My buon fresco class has finally begun! I have already learned a great deal about this difficult and historical technique…Buon fresco takes patience, practice, and great skill. While I am still learning the basics of this historical art form, I wanted to share some of the resources available to those interested in it.
I am taking the workshop with the talented Michael Nichols who spoke of the fresco community as a small one, though it seems he has done a fantastic job creating the beginnings of a fresco network through his blog Buon Fresco 101. Within this site you will find information about the artists working with buon fresco, resources, information about materials, as well as the history of Buon Fresco.
In the workshop we will be learning the traditional technique of buon fresco used by Diego Rivera for the many historical and breathtaking frescos he created across the world. I was excited to hear this and see Nichols refer to many of his murals, some I have seen while living in Mexico! Nichols explained that the technique of Buon Fresco can be very traditional and rigid in a sense, though there are modern and contemporary artists out there doing new and interesting things with it.
During the beginning of the workshop while Nichols explained the process of creating the plaster tile/structure for buon fresco I immediately began to construct ideas of how this could be applied to my own work…especially my ceramics. Can I create my own armature to then fresco onto, creating a 3 dimensional fresco? YES! Barbara Sullivan is an artist Nichols referred me to. Can I create pieces that are part ceramic (glazed) and part fresco? I think so!! I am learning that the most important part of applying the plaster is that the surface have tooth/texture. There is also an artist that Nichols explained has explored sealing the fresco he painted in a bowl and filling it with water! I have a lot of ideas and it will take time and experimentation to see what I can accomplish.

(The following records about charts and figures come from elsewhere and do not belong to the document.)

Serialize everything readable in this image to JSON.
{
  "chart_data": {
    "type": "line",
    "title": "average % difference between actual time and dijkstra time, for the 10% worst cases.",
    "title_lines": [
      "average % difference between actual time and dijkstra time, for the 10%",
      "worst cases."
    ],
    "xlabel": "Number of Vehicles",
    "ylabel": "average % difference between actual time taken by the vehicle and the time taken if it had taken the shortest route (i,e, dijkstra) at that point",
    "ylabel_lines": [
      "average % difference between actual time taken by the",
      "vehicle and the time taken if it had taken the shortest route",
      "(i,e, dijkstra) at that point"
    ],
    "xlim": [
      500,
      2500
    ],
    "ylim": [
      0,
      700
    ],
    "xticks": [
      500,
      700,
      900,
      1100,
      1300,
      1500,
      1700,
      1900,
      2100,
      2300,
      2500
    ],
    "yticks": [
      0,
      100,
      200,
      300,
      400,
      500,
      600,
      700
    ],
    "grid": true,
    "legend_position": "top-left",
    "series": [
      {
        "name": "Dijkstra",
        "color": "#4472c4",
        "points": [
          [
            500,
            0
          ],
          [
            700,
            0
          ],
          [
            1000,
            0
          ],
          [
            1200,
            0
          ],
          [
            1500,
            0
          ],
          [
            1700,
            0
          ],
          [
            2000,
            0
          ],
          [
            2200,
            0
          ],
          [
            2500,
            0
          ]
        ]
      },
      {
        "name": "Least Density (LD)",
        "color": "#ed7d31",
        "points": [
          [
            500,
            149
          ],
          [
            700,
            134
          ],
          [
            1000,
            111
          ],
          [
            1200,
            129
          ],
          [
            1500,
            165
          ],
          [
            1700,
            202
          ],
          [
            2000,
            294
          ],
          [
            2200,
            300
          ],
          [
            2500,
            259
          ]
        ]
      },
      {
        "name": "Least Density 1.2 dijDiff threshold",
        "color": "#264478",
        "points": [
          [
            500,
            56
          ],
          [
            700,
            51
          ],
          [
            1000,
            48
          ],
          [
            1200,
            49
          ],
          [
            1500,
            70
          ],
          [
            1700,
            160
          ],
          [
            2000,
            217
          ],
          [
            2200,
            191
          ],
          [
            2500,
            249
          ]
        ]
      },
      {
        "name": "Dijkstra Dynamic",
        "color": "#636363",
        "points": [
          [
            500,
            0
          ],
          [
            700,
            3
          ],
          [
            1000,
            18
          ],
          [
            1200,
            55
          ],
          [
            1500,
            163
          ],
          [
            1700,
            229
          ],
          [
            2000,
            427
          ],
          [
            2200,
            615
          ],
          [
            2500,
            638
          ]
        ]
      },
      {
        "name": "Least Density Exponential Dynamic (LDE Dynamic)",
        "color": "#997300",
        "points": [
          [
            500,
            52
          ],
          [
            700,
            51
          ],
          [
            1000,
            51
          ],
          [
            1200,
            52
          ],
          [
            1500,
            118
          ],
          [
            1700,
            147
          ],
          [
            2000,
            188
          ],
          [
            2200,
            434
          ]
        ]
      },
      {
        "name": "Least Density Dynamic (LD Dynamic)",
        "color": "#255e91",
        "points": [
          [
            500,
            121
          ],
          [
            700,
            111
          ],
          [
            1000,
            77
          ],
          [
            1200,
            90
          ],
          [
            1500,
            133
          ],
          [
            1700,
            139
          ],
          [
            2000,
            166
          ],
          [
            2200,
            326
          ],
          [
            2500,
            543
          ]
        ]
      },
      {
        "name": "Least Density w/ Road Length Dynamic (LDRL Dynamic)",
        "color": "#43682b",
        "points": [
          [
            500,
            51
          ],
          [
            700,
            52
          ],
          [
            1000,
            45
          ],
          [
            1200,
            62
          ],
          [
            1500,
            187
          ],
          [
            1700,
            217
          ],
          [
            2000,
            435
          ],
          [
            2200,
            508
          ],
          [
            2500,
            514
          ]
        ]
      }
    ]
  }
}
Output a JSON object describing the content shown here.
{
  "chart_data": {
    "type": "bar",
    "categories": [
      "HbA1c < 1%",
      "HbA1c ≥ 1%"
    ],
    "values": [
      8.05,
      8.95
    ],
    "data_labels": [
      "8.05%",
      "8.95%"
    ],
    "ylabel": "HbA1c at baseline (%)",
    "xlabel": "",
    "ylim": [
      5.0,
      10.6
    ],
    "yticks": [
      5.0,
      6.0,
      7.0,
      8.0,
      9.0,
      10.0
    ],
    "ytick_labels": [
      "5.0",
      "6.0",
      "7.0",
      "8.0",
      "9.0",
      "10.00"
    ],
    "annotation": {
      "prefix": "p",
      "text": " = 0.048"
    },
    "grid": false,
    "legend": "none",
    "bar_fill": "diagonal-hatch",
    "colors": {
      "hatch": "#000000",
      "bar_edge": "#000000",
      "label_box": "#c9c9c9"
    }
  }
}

For this first blog I would like to share the beginning stage of my sketches I have created for the course. Later I will write about the process we used to create our own plaster for fresco. Nichols will be teaching us the simple way of applying the plaster to the back of ceramic tiles, as well as the larger version and stronger support of creating our own frame and structure to then apply the plaster in multiple layers.
The images below show my beginning drawings that must remain simple black and white for the moment. It is important that the different values are easy to identify.
These images show the process of tracing these on to tracing paper to later be transferred onto the fresco surface. You can see the subtle indentation of the image on the painting layer and I had begun painting the "verdaccio" which is the underpainting usually done in a yellow greenish color. Diego Rivera used a black verdaccio for his frescos.
Michelangelo used the technique we will try which is pushing pin holes into the drawing to then pound gently a charcoal powder…leaving the charcoal line on the fresco surface. This is called “spolvero” or “pouncing.”